2. THE UNIONS WILL BE WATCHING PERRY LIKE A HAWK: The days when Perry could put together a deal outside of the interference of unions are over. From now on he will have to do everything under their watchful eyes, and they will not let anything, no matter how minor, slide. It doesn't matter that they have a settlement now, they will not forget his time on their shit list. If Perry so much as farts in the direction of a writer, he'll be getting the stink. As I said before, if he didn't want unions to get involved, he shouldn't have given them a reason to get involved.

3. PERRY'S PRODUCTIONS WON'T BE AS INEXPENSIVE ANYMORE: One of the keys to keeping costs down is a sense among the people working that when the time of profits come, they will get their fair share. Soon everyone will want everything up front, and with contracts signed, sealed, and delivered by a legion of expensive lawyers. The involvement of lawyers makes everything cost more and more, and once that ball gets rolling, it's next to impossible to stop. His profit margins are going to shrink, and potentially disappear.

4. PERRY TAINTED HIS OWN BRAND: When Tyler Perry first emerged as a major movie player, he looked like he was going to do things different than those who came before him, and carve himself a new niche in the industry. His family-based melodramas and comedies targeted a previously ignored segment of the audience, they were efficiently made, and sharply marketed. However, his brand was based on a certain facade of moral righteousness, a moral righteousness now tainted with petty greed and inflated ego. He went from being a Hollywood outsider, in both style and attitude, but then he turned into Harvey Weinstein, and we all see how that's working for Harvey. While the general public may not be necessarily interested in such business shenanigans, it will have an effect, subtle at first, and that all important emotional connection will be lost.

5. PERRY BLEW HIS CHANCE TO EXPAND BEYOND HIS OWN BRAND: Perry is at very important stage in his career. His personal brand, which marks everything he does, is probably at its peak, but as Perry should know, whatever goes up, must come down. It's the essential law of show-biz gravity. Perry should be taking the resources and cachet earned from his success and using it to recruit other creators into his fold, teaching them his methods, philosophy, and building important relationships. Then he can expand beyond being just Tyler Perry, to Tyler Perry and Company, and be prepared for that day when just being Tyler Perry doesn't sell as well anymore. But who is going to sign on with him now that he's ruined his own reputation and forcing himself into an adversarial relationship with large segments of the entertainment industry.

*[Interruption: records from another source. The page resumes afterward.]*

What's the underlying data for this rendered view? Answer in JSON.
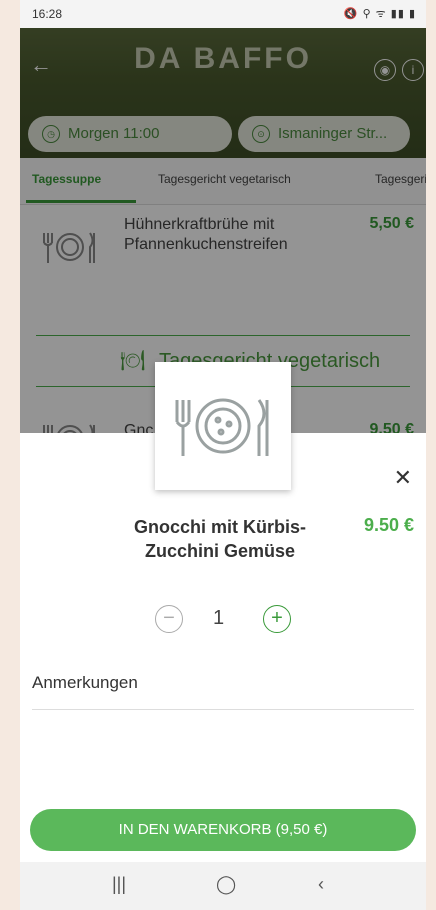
{
  "status": {
    "time": "16:28",
    "icons": "🔇 ⚲ ᯤ ▮▮ ▮"
  },
  "header": {
    "title": "DA BAFFO",
    "pickup_time": "Morgen 11:00",
    "location": "Ismaninger Str..."
  },
  "tabs": [
    "Tagessuppe",
    "Tagesgericht vegetarisch",
    "Tagesgeri"
  ],
  "menu": {
    "items": [
      {
        "name": "Hühnerkraftbrühe mit Pfannenkuchenstreifen",
        "price": "5,50 €"
      },
      {
        "name": "Gnocchi mit Kürbis-Zucchini Gemüse",
        "name_visible": "Gnc",
        "price": "9,50 €"
      }
    ],
    "section_heading": "Tagesgericht vegetarisch"
  },
  "sheet": {
    "dish_name": "Gnocchi mit Kürbis-Zucchini Gemüse",
    "price": "9.50 €",
    "quantity": "1",
    "notes_label": "Anmerkungen",
    "cart_button": "IN DEN WARENKORB (9,50 €)"
  },
  "navbar": {
    "recent": "|||",
    "home": "◯",
    "back": "‹"
  }
}
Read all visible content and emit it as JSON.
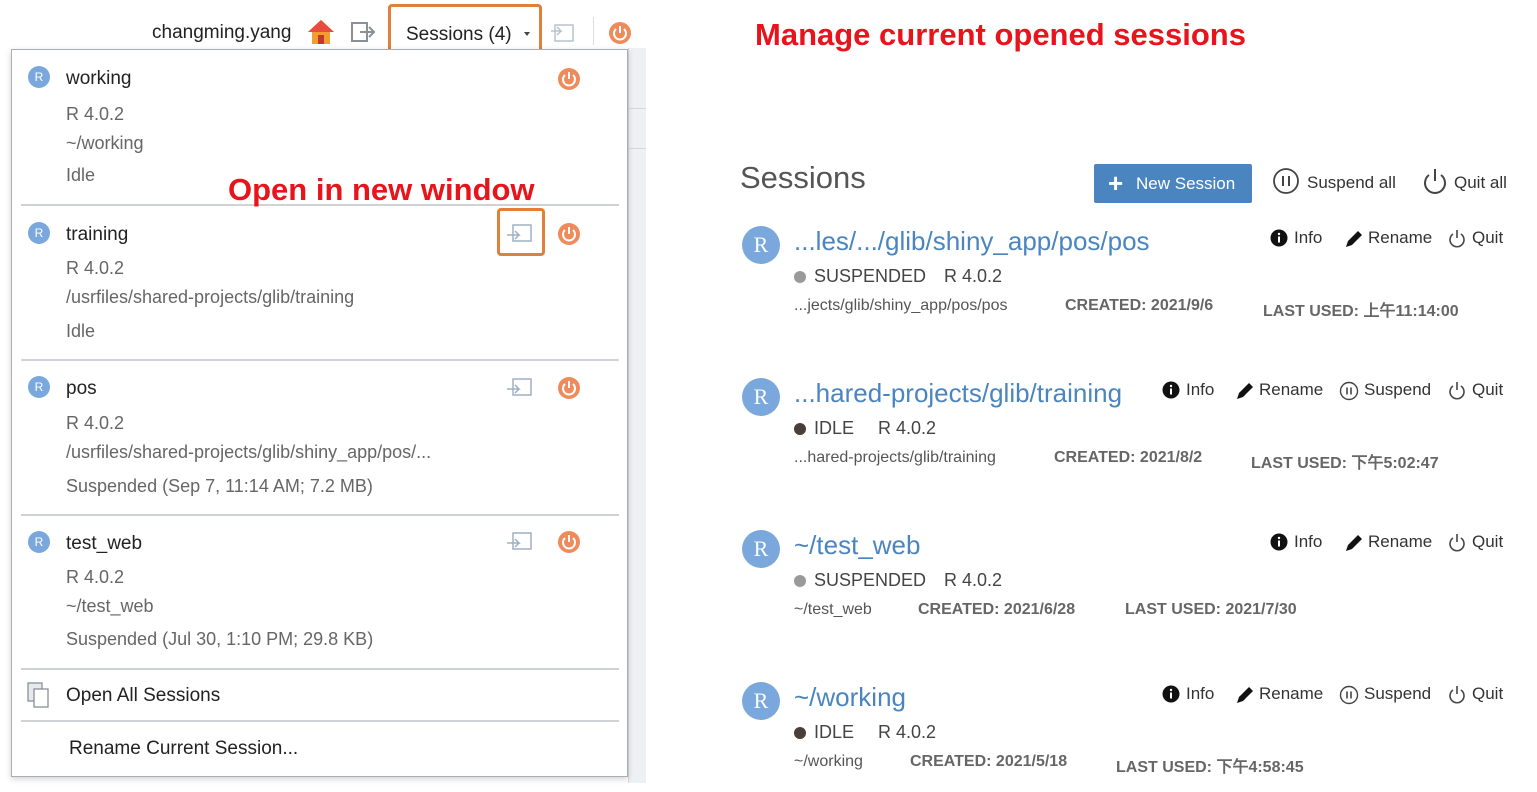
{
  "toolbar": {
    "username": "changming.yang",
    "sessions_label": "Sessions (4)"
  },
  "annotations": {
    "manage": "Manage current opened sessions",
    "open_new": "Open in new window"
  },
  "dropdown": {
    "items": [
      {
        "name": "working",
        "version": "R 4.0.2",
        "path": "~/working",
        "status": "Idle"
      },
      {
        "name": "training",
        "version": "R 4.0.2",
        "path": "/usrfiles/shared-projects/glib/training",
        "status": "Idle"
      },
      {
        "name": "pos",
        "version": "R 4.0.2",
        "path": "/usrfiles/shared-projects/glib/shiny_app/pos/...",
        "status": "Suspended (Sep 7, 11:14 AM; 7.2 MB)"
      },
      {
        "name": "test_web",
        "version": "R 4.0.2",
        "path": "~/test_web",
        "status": "Suspended (Jul 30, 1:10 PM; 29.8 KB)"
      }
    ],
    "open_all": "Open All Sessions",
    "rename_current": "Rename Current Session..."
  },
  "manager": {
    "title": "Sessions",
    "new_session": "New Session",
    "suspend_all": "Suspend all",
    "quit_all": "Quit all",
    "badge": "R",
    "labels": {
      "info": "Info",
      "rename": "Rename",
      "suspend": "Suspend",
      "quit": "Quit"
    },
    "sessions": [
      {
        "path": "...les/.../glib/shiny_app/pos/pos",
        "status": "SUSPENDED",
        "version": "R 4.0.2",
        "sub": "...jects/glib/shiny_app/pos/pos",
        "created": "CREATED: 2021/9/6",
        "last_used": "LAST USED: 上午11:14:00"
      },
      {
        "path": "...hared-projects/glib/training",
        "status": "IDLE",
        "version": "R 4.0.2",
        "sub": "...hared-projects/glib/training",
        "created": "CREATED: 2021/8/2",
        "last_used": "LAST USED: 下午5:02:47"
      },
      {
        "path": "~/test_web",
        "status": "SUSPENDED",
        "version": "R 4.0.2",
        "sub": "~/test_web",
        "created": "CREATED: 2021/6/28",
        "last_used": "LAST USED: 2021/7/30"
      },
      {
        "path": "~/working",
        "status": "IDLE",
        "version": "R 4.0.2",
        "sub": "~/working",
        "created": "CREATED: 2021/5/18",
        "last_used": "LAST USED: 下午4:58:45"
      }
    ]
  },
  "colors": {
    "accent": "#4b85c0",
    "annotation": "#e8141b",
    "highlight": "#e0803a",
    "power": "#ef8a5a",
    "suspended_dot": "#9a9a9a",
    "idle_dot": "#4a3f38"
  }
}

I'm predicting the Perry's empire will either implode, or be absorbed by a larger company, looking get their hands on his library within the next five years. And it's a shame, yet another opportunity to reform Hollywood, blown.


  1. Aside from the silly 'Elect me to become the head of your Mega Corp' shtick that pops up every once and then. Your insight into the machinations of hollyweird are always enlightening.

    Have you ever thought to put all this down and get it published? I believe that tome will further your reach into the minds of America and make you a tidy bit of green for it. Despite my penny pinching days around me, I'd squirrel away a bit here and there to buy it. I'll be your first purchaser!

  2. I've thought about it, and I might put a collection of my ideas for bringing common sense to the world's most nonsensical industry, but I think I'll need a bigger, or at least influential audience, to get a publisher interested.

  3. Should you do a book about your views on Hollywoodland I would review it in English and French for my humble but solid number of visitors.